Das KPD-Verbot erlebte Heidi als Sekretärin im KPD-Landesbüro, wo sie nach der Geburt einer Tochter arbeitete. Es folgten Jahre, in denen eine legale Betätigung als Kommunistin nicht mehr möglich war. Als sich 1968 die DKP neu konstituierte, wurde Heidi Mitglied und blieb es bis zu ihrem Tod. Die Partei war zeitlebens ihre politische Heimat. Zu ihrem 60. Geburtstag erschien eine UZ-Anzeige. Heidi gefiel besonders der Satz mit ihrer Charakterisierung als „unbequeme, aber nie verletzende Streiterin um den richtigen Weg“. „Im Bedarfsfall“, so schreibt sie, „könnte er mir als Grabinschrift für mich gefallen.“ Heidi war sich sicher, dass sie den richtigen Weg mit ihren Genossinnen und Genossen in ihrer Partei, der DKP, suchen und beschreiten musste. Und sie hat nie daran gezweifelt, dass es ein Weg in eine bessere, friedliche Zukunft für alle Menschen ist.

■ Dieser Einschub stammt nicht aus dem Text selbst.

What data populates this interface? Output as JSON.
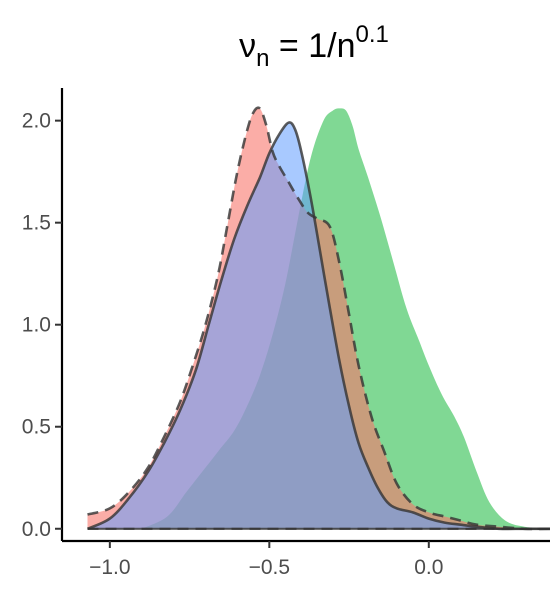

Der Gewerkschafterin Heidi Hummler ist ein langes Kapitel in ihrem Buch gewidmet. Ihr ist es zu verdanken, dass in der damaligen Gewerkschaft HBV ein Frauenarbeitskreis gegründet wurde: Sie organisierte die erste HBV-Frauenkonferenz und wurde die erste Vorsitzende des neu gegründeten Frauenausschusses. Dass sie auf dem Gewerkschaftstag dem damaligen SPD-Vorsitzenden Willy Brandt die Show gestohlen haben soll, ist einer der Höhepunkte, von denen heute noch gern erzählt wird.

Es ist auch vor allem Heidi zu verdanken, dass der 8. März als Internationaler Frauentag in der Gewerkschaft in Stuttgart zur Institution wurde. Als der DGB-Bundesvorstand die Durchführung 1980 verbieten wollte, ignorierte Heidi konsequent alle Beschlüsse und schuf so lange Tatsachen, bis eine Absage schlicht unmöglich wurde. Sie organisierte einen Riesenerfolg und seitdem verging kein Jahr ohne eine Frauentagsveranstaltung.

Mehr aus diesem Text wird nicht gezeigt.